In addition to remaining faithful to the source material, Anderson also does a decent job of injecting tension and atmosphere into the film with some slick production values and having two of the characters suffering from amnesia and gradual revealing their true motivations. The films action sequences are also technically polished and are clearly targeted for the post-"Matrix" generation, with some wire-fu kicks and bullet-cam hijinks thrown into the mix. And though "Resident Evil" is nowhere near as gory as some of its 'old-school' brethren, Anderson does offer up enough stomach-churning moments (albeit tame) for horror fans, particularly a scene involving a run-in with a decapitating laser defence system.

The dead walk again in Resident Evil

However, with little for the characters to do other than run away from the zombies, the action set pieces become somewhat repetitive, especially with the loud and buzzy heavy-metal soundtrack that is used ad nauseum. Indeed, with its thin characterizations and 'run-and-gun' storytelling, "Resident Evil" is a poor cousin to the standout entries in the zombie genre, the classic "Night of the Living Dead" and its sequel "Dawn of the Dead", which provided at least some sociological subtext and moral complexities to the mayhem.

With such limited material to work with, it is also not surprising to find the performances a mixed bag. Jovovich and Rodriguez acquit themselves decently, with the former possessing the necessary athleticism and vulnerability to play the film's reluctant heroine, while Rodriguez offers up more of the same intensity and bad attitude that made her fun to watch in "The Fast and the Furious". Unfortunately, the news is not as good for the rest of the crew, with stilted line delivery and wooden emoting being the order of the day.

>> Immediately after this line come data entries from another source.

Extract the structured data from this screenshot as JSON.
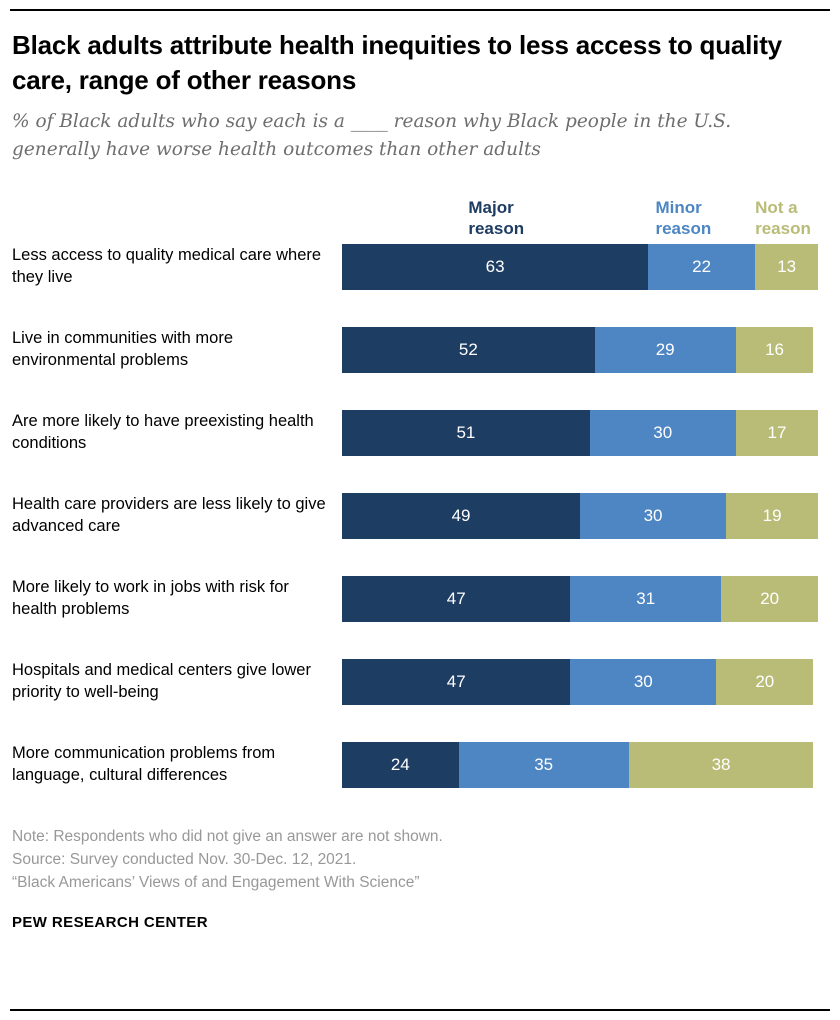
{
  "header": {
    "title": "Black adults attribute health inequities to less access to quality care, range of other reasons",
    "subtitle": "% of Black adults who say each is a ____ reason why Black people in the U.S. generally have worse health outcomes than other adults"
  },
  "chart_data": {
    "type": "bar",
    "variant": "horizontal-stacked",
    "value_unit": "%",
    "xlim": [
      0,
      100
    ],
    "legend_position": "top",
    "series": [
      {
        "key": "major",
        "name": "Major reason",
        "color": "#1e3d63"
      },
      {
        "key": "minor",
        "name": "Minor reason",
        "color": "#4d86c3"
      },
      {
        "key": "nota",
        "name": "Not a reason",
        "color": "#b9bc77"
      }
    ],
    "categories": [
      "Less access to quality medical care where they live",
      "Live in communities with more environmental problems",
      "Are more likely to have preexisting health conditions",
      "Health care providers are less likely to give advanced care",
      "More likely to work in jobs with risk for health problems",
      "Hospitals and medical centers give lower priority to well-being",
      "More communication problems from language, cultural differences"
    ],
    "rows": [
      {
        "label": "Less access to quality medical care where they live",
        "values": [
          63,
          22,
          13
        ]
      },
      {
        "label": "Live in communities with more environmental problems",
        "values": [
          52,
          29,
          16
        ]
      },
      {
        "label": "Are more likely to have preexisting health conditions",
        "values": [
          51,
          30,
          17
        ]
      },
      {
        "label": "Health care providers are less likely to give advanced care",
        "values": [
          49,
          30,
          19
        ]
      },
      {
        "label": "More likely to work in jobs with risk for health problems",
        "values": [
          47,
          31,
          20
        ]
      },
      {
        "label": "Hospitals and medical centers give lower priority to well-being",
        "values": [
          47,
          30,
          20
        ]
      },
      {
        "label": "More communication problems from language, cultural differences",
        "values": [
          24,
          35,
          38
        ]
      }
    ]
  },
  "notes": {
    "note": "Note: Respondents who did not give an answer are not shown.",
    "source": "Source: Survey conducted Nov. 30-Dec. 12, 2021.",
    "report": "“Black Americans’ Views of and Engagement With Science”"
  },
  "footer": {
    "brand": "PEW RESEARCH CENTER"
  }
}
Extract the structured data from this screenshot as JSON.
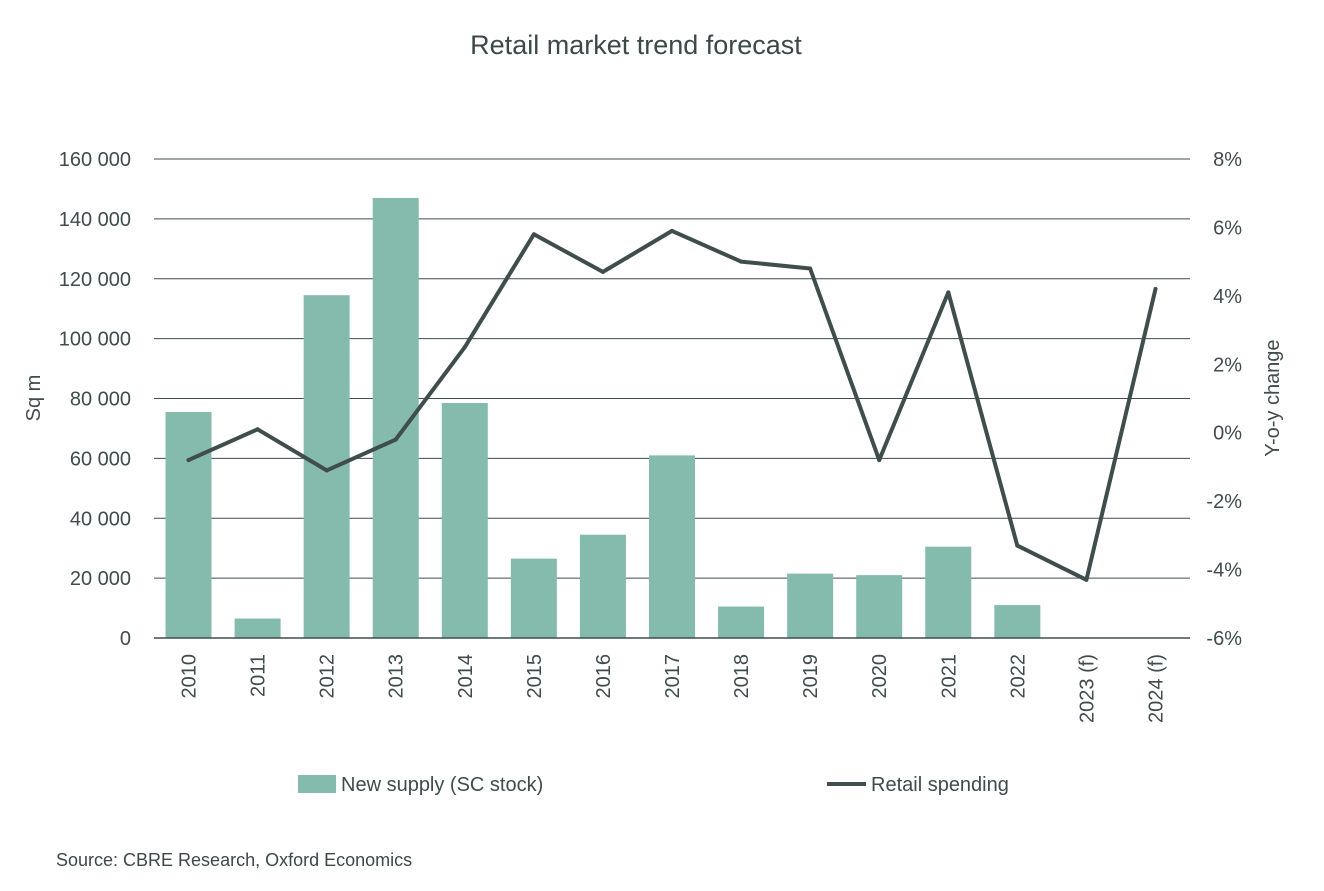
{
  "chart_data": {
    "type": "bar+line",
    "title": "Retail market trend forecast",
    "categories": [
      "2010",
      "2011",
      "2012",
      "2013",
      "2014",
      "2015",
      "2016",
      "2017",
      "2018",
      "2019",
      "2020",
      "2021",
      "2022",
      "2023 (f)",
      "2024 (f)"
    ],
    "series": [
      {
        "name": "New supply (SC stock)",
        "type": "bar",
        "axis": "left",
        "color": "#84bbad",
        "values": [
          75500,
          6500,
          114500,
          147000,
          78500,
          26500,
          34500,
          61000,
          10500,
          21500,
          21000,
          30500,
          11000,
          null,
          null
        ]
      },
      {
        "name": "Retail spending",
        "type": "line",
        "axis": "right",
        "color": "#3f4d4d",
        "values": [
          -0.8,
          0.1,
          -1.1,
          -0.2,
          2.5,
          5.8,
          4.7,
          5.9,
          5.0,
          4.8,
          -0.8,
          4.1,
          -3.3,
          -4.3,
          4.2
        ]
      }
    ],
    "left_axis": {
      "label": "Sq m",
      "ylim": [
        0,
        160000
      ],
      "ticks": [
        0,
        20000,
        40000,
        60000,
        80000,
        100000,
        120000,
        140000,
        160000
      ],
      "tick_labels": [
        "0",
        "20 000",
        "40 000",
        "60 000",
        "80 000",
        "100 000",
        "120 000",
        "140 000",
        "160 000"
      ]
    },
    "right_axis": {
      "label": "Y-o-y change",
      "ylim": [
        -6,
        8
      ],
      "ticks": [
        -6,
        -4,
        -2,
        0,
        2,
        4,
        6,
        8
      ],
      "tick_labels": [
        "-6%",
        "-4%",
        "-2%",
        "0%",
        "2%",
        "4%",
        "6%",
        "8%"
      ]
    },
    "grid": true,
    "legend": "bottom",
    "source": "Source: CBRE Research, Oxford Economics"
  }
}
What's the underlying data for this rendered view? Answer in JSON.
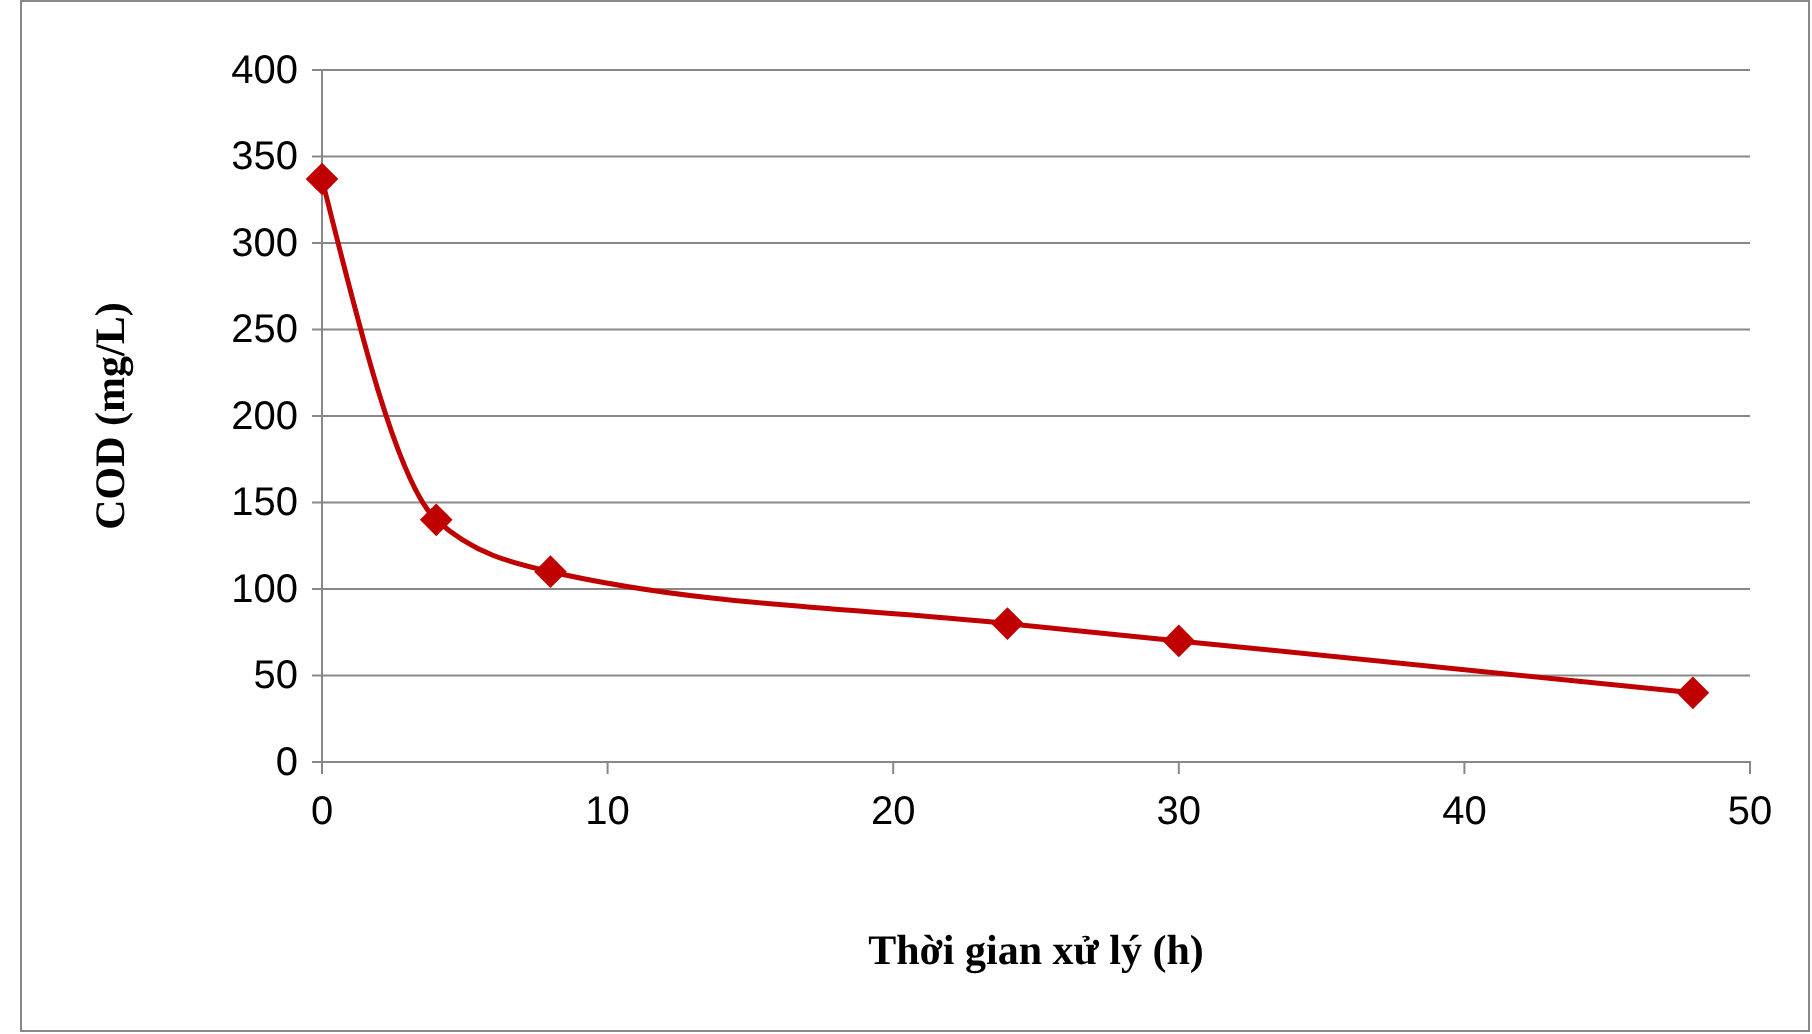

Despite its shortcomings, "Resident Evil" will probably remembered as on of the better videogame-to-film adaptations that have come and gone over the last decade, and could potentially launch a lucrative movie franchise for Sony Pictures. With its slick production and decent action sequences, "Resident Evil" is a fun, though empty-headed, guilty pleasure. However, for future installments, Anderson will need to focus less on the visceral and more on the story elements if "Resident Evil" is to truly find mainstream acceptance among the moviegoing public.